6/10 – taking different roads…
Mark Owen
Oh <insert deity of choice here> – this is utter trite shite.
I have ALWAYS hated the sound of the Ovation Balladeer guitar I have always hated Take That. I’ve never understood his mis-pronounced r’s and the only time I’ve ever had a sneaking admiration for him was seeing him with a dustbin in the front seat of his merc, driving home from a DIY store. Can’t he find better things to do with his time – this is as appropriate as polar bear at a penguin convention…
1/10 Resentment riding quite high indeed
10,000 Maniacs
Natalie is never averse to a spot of cover stuff, and I have been bowled over, in a bad way of course, at how similar to Steve Harley’s ‘Come up and see me’ she manages to make this sound. Yes Natalie, your timing IS that flawed.
4/10 – ambitions are low
Nouvelle Vague
It’s a nice frock and suits her, but my daughter could come up with a more interesting arrangement than this.
3/10 – bedroom quite cold….
New Order
You’d think they’d know better, wouldn’t you. No, this is a pedestrian slog through the song that you just wouldn’t expect from the makers of “The Perfect Kiss”, it shows the difference between the two groups vocal affectations though. Ian could sing this song, and that is an end to it.
4/10 – Failings exposed.
The Cure
I had high hopes of this – Robert Smith should really have ‘got it’. Instead, it sounds like a song played as if he is going through the motions. A shame – strip it bare and play it in the manner of ‘Killing an Arab’ and it might have worked – but we’ll never know..
2/10 – Desperation taking hold
Simple Minds
I said that you have to take a flavour of the song and run with it, didn’t I? I want to hate this so much but my feet just get persuaded by what sounds like a John Digweed/Sasha type remix. But Simple Minds? Surely not – this sounds nothing like the band I knew and variously loved and hated through the 80’s. I score this highly, because there is nothing recognisable about the music other than the chord progression, and that I think perhaps this has some merit as a dance track. The problem there is, that if you remember the original, this is an abomination, but to the children of the 90’s, this isn’t that bad. Someone has written in the comments that they should be tried in the Hague for crimes against art. If it polarises you to that extent, it must have some merit?
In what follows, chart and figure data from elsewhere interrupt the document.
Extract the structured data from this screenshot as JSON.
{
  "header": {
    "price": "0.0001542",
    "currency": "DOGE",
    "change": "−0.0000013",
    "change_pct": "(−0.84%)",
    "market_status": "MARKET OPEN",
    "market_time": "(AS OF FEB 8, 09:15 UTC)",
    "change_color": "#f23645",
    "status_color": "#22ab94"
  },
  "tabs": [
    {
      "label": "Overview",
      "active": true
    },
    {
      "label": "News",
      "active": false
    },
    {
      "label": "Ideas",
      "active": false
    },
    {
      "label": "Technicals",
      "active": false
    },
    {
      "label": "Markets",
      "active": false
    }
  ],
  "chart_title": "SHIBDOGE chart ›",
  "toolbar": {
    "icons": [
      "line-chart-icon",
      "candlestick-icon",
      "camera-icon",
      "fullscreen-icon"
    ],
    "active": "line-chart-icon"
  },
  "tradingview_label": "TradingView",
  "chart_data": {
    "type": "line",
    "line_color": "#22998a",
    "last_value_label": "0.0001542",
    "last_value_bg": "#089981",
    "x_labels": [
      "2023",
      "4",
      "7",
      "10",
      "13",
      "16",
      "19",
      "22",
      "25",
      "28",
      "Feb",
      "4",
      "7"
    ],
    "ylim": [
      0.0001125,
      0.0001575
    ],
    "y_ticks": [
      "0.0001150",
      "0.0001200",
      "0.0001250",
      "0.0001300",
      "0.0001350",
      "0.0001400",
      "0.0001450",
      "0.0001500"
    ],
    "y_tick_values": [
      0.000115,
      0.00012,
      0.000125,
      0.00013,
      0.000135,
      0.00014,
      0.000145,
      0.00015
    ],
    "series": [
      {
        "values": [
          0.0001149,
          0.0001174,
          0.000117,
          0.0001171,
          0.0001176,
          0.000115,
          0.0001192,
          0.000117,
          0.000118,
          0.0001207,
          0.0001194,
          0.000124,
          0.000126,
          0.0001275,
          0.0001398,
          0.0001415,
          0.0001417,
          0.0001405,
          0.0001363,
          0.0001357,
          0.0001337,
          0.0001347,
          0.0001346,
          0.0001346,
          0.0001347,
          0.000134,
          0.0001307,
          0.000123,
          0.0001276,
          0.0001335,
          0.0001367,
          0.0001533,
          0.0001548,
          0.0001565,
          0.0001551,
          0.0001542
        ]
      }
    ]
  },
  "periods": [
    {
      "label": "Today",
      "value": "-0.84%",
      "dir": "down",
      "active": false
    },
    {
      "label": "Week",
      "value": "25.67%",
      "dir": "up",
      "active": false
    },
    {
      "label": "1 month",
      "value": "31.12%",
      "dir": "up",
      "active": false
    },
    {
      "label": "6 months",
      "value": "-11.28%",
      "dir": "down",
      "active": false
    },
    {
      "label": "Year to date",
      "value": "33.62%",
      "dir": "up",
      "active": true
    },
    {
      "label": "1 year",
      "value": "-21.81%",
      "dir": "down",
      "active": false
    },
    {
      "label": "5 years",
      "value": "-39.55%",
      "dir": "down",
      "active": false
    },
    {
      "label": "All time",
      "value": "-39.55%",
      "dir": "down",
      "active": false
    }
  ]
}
7/10 – Taking different roads.
Dave Gahan
You did read that correctly. I’d love to have a soundboard copy of this, because it is exactly what you wouldn’t expect from Basildon’s premier Barstable Baritone. Dave takes the song and makes it his own – even though this is a live rendition. I think it benefits from not being over-thought, too.
8/10 – There’s still this appeal
Susanna and the Magic Orchestra
Sublime. This is deconstructed to the point where you are forced to listen to the words, and the nuances and meanings behind them are bought into a sharp focus. The spartan musical backdrop adds an ethereal quality to the song – it no longer relies on the adrenaline reaction of the original; this song requires that you engage with it on a cerebral level. If this song were a work of art, it would be behind alarmed glass doors in the Louvre.
10/10 Love of this version tears me apart.